Mantland procedía de una familia de industriales y había sido educado en los mismos principios de liberalismo que Garlandt sustentaba antes que el miedo y el odio hubieran deformado su mente. Revian, en cambio, sólo había sido injertado en el mundo industrial. Procedía de una familia cuyos varones, en general, habían seguido la carrera de las armas, y que se había mostrado desdeñosa ante el casamiento de un hijo menor con la hija del propietario de una fábrica, y ante la ulterior carrera de ese hijo en el negocio del suegro, en el industrioso centro de Inglaterra. Barry Revian tenía cabeza; era decidido y poseía un insaciable deseo de trabajar, junto con una mente inquisidora que se enzarzaba en un problema por el solo gusto de hacerlo. Sobre todo, Revian tenía genio para manejar y conducir a los hombres. A la edad de cuarenta años era famoso en el mundo industrial por la sagacidad con que había mantenido a flote su firma mientras otras se hundían, por su capacidad para ganar la confianza de sus obreros cuando otros patronos se hallaban comprometidos en amargas batallas industriales, y por la sabiduría con que comprendía que buenas condiciones para los trabajadores valían más que rápidos dividendos para los accionistas. Garlandt reconocía todo esto, pero en su opinión de nada servía. Revian pertenecía a la casta que apoyaría al fascismo por temor a lo contrario. Garlandt lo sabía. Había conversado con él, sondeándolo astutamente con aire indiferente y desapasionado. En su corazón Revian era un «tory», un reaccionario, pese a toda su aparente lucidez sobre las reformas sociales. Garlandt había comido junto a él en un banquete de la «City» y le había oído hacer, inadvertidamente, un comentario a otro comensal a propósito de uno de los oradores.

—¿Judío, verdad?

Garlandt sabía lo que implicaba ese tono. Al ver cruzar el cuarto a Revian del brazo de Soane, Garlandt sintió que la amargura le embargaba el corazón. El viento frío le soplaba en la cara, que hervía en la oscuridad. Para unos la política era un juego; para otros, un aburrimiento; para algunos, una carrera. Para Garlandt la política significaba la existencia misma de su raza, de sus hogares, de su cultura; la vida misma.

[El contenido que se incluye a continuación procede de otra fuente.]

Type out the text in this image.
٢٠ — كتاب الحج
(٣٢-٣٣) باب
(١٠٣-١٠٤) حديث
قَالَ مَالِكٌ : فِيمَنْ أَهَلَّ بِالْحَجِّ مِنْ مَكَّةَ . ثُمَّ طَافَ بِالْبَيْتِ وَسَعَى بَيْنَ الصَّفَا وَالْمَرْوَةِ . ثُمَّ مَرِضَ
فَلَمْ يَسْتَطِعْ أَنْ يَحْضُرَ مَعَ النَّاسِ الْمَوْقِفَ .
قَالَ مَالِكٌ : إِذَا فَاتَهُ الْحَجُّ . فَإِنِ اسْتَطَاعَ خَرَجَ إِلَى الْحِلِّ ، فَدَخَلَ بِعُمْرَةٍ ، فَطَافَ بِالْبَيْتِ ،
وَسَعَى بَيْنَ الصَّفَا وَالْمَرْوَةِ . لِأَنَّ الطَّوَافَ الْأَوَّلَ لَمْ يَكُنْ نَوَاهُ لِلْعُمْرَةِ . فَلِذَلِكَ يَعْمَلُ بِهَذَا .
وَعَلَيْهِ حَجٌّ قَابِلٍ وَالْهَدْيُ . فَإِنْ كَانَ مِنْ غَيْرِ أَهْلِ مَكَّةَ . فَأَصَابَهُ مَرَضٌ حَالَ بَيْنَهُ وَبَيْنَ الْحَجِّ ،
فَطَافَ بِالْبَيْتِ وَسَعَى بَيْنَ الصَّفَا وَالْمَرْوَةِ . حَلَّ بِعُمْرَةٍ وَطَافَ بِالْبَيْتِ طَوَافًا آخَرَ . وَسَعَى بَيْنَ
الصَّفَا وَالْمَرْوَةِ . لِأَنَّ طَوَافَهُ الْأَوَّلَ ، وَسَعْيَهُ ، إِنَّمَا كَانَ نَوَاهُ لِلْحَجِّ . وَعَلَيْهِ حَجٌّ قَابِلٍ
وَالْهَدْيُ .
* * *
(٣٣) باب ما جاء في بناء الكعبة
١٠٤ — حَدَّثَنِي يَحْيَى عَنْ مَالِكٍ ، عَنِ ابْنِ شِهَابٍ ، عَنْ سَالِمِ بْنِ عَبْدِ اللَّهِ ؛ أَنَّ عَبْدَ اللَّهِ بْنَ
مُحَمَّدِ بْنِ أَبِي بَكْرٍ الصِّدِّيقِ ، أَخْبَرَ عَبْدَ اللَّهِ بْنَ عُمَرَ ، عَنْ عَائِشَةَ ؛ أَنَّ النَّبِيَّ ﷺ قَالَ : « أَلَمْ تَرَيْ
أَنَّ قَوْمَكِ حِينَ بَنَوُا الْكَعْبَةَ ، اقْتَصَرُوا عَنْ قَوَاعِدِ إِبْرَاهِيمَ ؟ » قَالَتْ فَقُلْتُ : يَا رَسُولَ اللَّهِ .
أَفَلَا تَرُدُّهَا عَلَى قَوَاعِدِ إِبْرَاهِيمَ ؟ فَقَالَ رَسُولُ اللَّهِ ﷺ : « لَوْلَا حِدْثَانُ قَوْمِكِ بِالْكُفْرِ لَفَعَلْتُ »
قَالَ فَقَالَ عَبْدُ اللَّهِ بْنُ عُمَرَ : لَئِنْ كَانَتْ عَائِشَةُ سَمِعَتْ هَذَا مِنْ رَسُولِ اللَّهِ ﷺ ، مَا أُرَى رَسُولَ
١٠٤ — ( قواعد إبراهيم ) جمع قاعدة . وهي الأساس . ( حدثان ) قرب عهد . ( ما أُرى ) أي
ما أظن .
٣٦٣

Enjugándose la frente, permaneció inmóvil a fin de recobrar su aplomo e indiferencia antes de reunirse con los demás. Mirando hacia abajo, vio en la calle la fila de automóviles estacionados contra la acera, los chóferes charlando en pequeños grupos. Advirtió una figura que atrajo su atención. Un hombrecillo bajo y gordo, con sombrero hongo y un buen sobretodo oscuro, paseaba de un lado a otro. Garlandt recordó que lo había visto allí mismo durante unos minutos mientras procuraba oír lo que decían Soane y Caird. Como un relámpago se le ocurrió: «Espera a alguien. Pero ¿a quién?».

Desde hacía un tiempo, la sospecha invadía rápidamente el pensamiento de Garlandt. Recordaba la voz de Caird que decía: «¿No hubo alguna historia?…». Garlandt se sintió intrigado. Si existía una historia perversa que desenterrar referente a Revian, tanto mejor.

Llegada la oportunidad para deslizarse de nuevo dentro del cuarto sin ser visto, Garlandt consiguió reunirse con los demás concurrentes sin que ninguno de ellos notara que había pasado un rato en el balcón.